WEST TRAVIS COUNTY PUA History
The West Travis County Regional Water and Wastewater System was created in 2000. The Lower Colorado River Authority purchased The Uplands Water System, which had been created originally by Barnes-Connally in the late 80's and evolved through the Regional Transportation Commission (RTC), the Nature Conservancy, and the Lake Pointe Wastewater Plant, being built for Lake Pointe MUD No. 5 by the developer.
In 2002, the Village of Bee Cave was already raising objections to LCRA rates.
In a letter to customers under a monopolistic LCRA water and, in some cases, a wastewater utility, dated June 11, 2007, customers were informed of a proposed two years of 25% annual rate increases in water and wastewater services. Despite customer objections, the first increase was implemented September 11, 2007. At the next meeting of the West Travis County Municipal Utility District No. 5 (MUD No. 5) in Lake Pointe subdivision it was decided to launch a petition drive for a rate case suit to the Texas Commission on Environmental Quality (TCEQ). It was implemented October 3, 2007 under the logo, "We're Getting Soaked". The TCEQ has oversight for water and wastewater utility rates and operations in Texas. MUD No. 5 was soon joined by its sister Lake Pointe organization West Travis County MUD No. 3 (MUD No. 3) and through the adjacent Uplands subdivision, by its municipality, the City of Bee Cave.
A suit was soon filed. Partially in response, LCRA proposed spreading the two year rate increases over three years.
It was two years until a Texas Administrative Law Judge was appointed to hear testimony for the rate case suit. An early decision of the Judge froze the rates at the 2008-2009 rate increase (known as the Phase 2 rate). Testimony and filings were conducted over the next two years with the plaintiffs consistently winning their points.

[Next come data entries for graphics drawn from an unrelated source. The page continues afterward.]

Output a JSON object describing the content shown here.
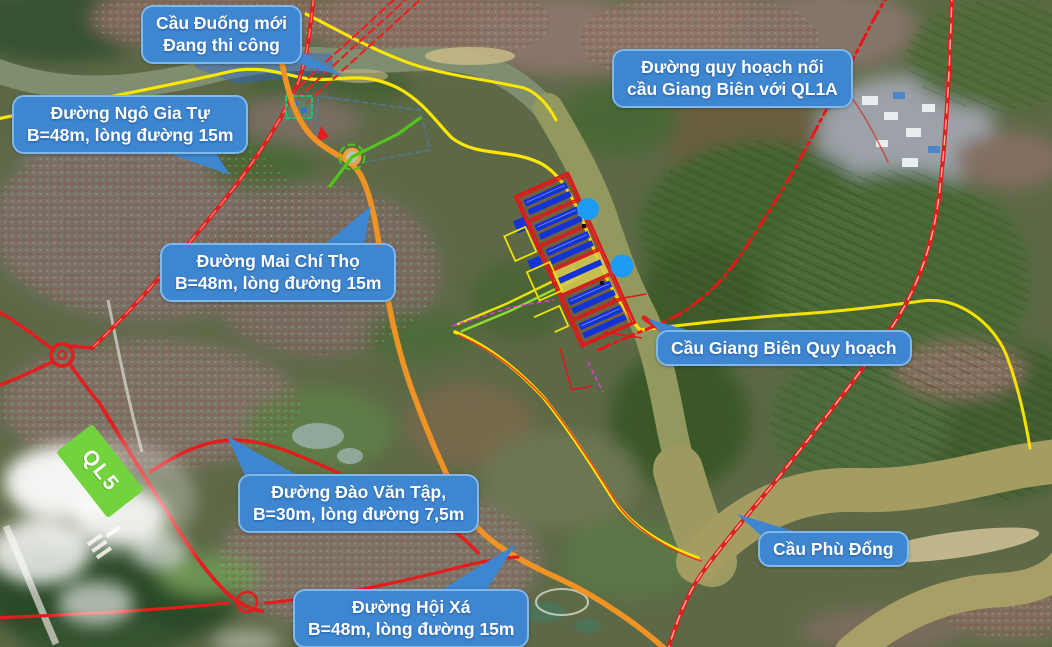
{
  "title": "Annotated satellite planning map – Long Biên / Gia Lâm area",
  "callouts": {
    "cau_duong_moi": {
      "lines": [
        "Cầu Đuống mới",
        "Đang thi công"
      ]
    },
    "quy_hoach_noi": {
      "lines": [
        "Đường quy hoạch nối",
        "cầu Giang Biên với QL1A"
      ]
    },
    "ngo_gia_tu": {
      "lines": [
        "Đường Ngô Gia Tự",
        "B=48m, lòng đường 15m"
      ]
    },
    "mai_chi_tho": {
      "lines": [
        "Đường Mai Chí Thọ",
        "B=48m, lòng đường 15m"
      ]
    },
    "giang_bien": {
      "lines": [
        "Cầu Giang Biên Quy hoạch"
      ]
    },
    "dao_van_tap": {
      "lines": [
        "Đường Đào Văn Tập,",
        "B=30m, lòng đường 7,5m"
      ]
    },
    "phu_dong": {
      "lines": [
        "Cầu Phù Đổng"
      ]
    },
    "hoi_xa": {
      "lines": [
        "Đường Hội Xá",
        "B=48m, lòng đường 15m"
      ]
    }
  },
  "badges": {
    "ql5": "QL5"
  },
  "colors": {
    "callout_bg": "#3E86D0",
    "callout_border": "#7FB9EC",
    "callout_text": "#FFFFFF",
    "ql5_bg": "#72D33C",
    "road_red": "#E21D1D",
    "road_orange": "#EF9424",
    "road_green": "#52C41A",
    "boundary_yellow": "#FFE800",
    "planned_road_red": "#E81616",
    "zone_outline_red": "#E01818",
    "zone_building_blue": "#1433D6",
    "zone_yellow": "#F0E000",
    "circle_blue": "#1E9BF5",
    "river_upper": "#7F8E6E",
    "river_lower": "#A59C62"
  }
}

The LCRA Board soon tired of the ongoing legal proceedings and expenses. In November 2010, they decided to put their water and wastewater retail businesses up for sale.
In January 2011 communities up and down the Lower Colorado River began to organize. An LCRA Coalition was created. To provide an umbrella, the Coalition of Central Texas Utilties Development Corporation (UDC) was formed and Pix Howell emerged as the President. Pix was a former LCRA Board member who advocated getting into the retail business in the mid-1990's, but was disturbed by what had evolved and was working for the City of Leander to purchase their system from LCRA.
During the 82nd Legislature, MUD No. 5 received authorities to own and operate the WTC Regional Water and Wastewater System in Western Travis County and Northern Hays Counties, a system that was largely stand alone.
In May 2011 LCRA conducted (with the Bank of Montreal) a bidder qualification round. It took the UDC some advanced dialog to get on the accepted list. Then in August 2011 bids were due. Initially the UDC bid was felt to be too low.
With the assistance of Senator Watson, a meeting was arranged between the Chairman of the LCRA Board of Directors, Tim Timmerman; the General Manager of LCRA, Becky Motal; UDC Founders Pix Howell, Hays County Commissioner, Ray Whisenant, Bee Cave City Administrator, Frank Salvato, and UDC Attorney, Lauren Kalisek. The purpose was to explain how and why the UDC bid would make LCRA whole. These meetings took place over October and November 2011.
At the November 21 LCRA Board of Directors meeting, a resolution was passed by the LCRA Board authorizing the General Manager and staff to negotiate a sale document with the UDC for signature by December 15, 2011. Negotiations continued into early 2012. LCRA insisted on the termination of the Rate Case as a condition of sale. Both sides were left to absorb their own costs. The freezing of the rates at Phase 2 during the case saved customers approximately $5 million, compared to the legal fees of $1.3 million.
In the meantime, the West Travis County Public Utility Agency (PUA) was duly constituted and created by Hays County, the City of Bee Cave and MUD No. 5. While negotiations continued until the last day, a purchase agreement was executed by the Chair of the PUA and the General Manager of the LCRA. On January 20, 2012, the MUDs' attorney, Randall Wilburn, and the City of Bee Cave attorney, James Mathews, signed the request to the TCEQ to terminate the case.
A private company operator has been contracted to handle all day to day operations, billing, etc. LCRA bonds will be paid off in 2013, 2014, 2017 and 2019 by the issuance of bonds for the PUA. Operating expenses and bond payments will be offset substantially by savings so that rates are expected to rise by no more than 3% per year, instead of the 50 - 75% increases that alternatives would have created.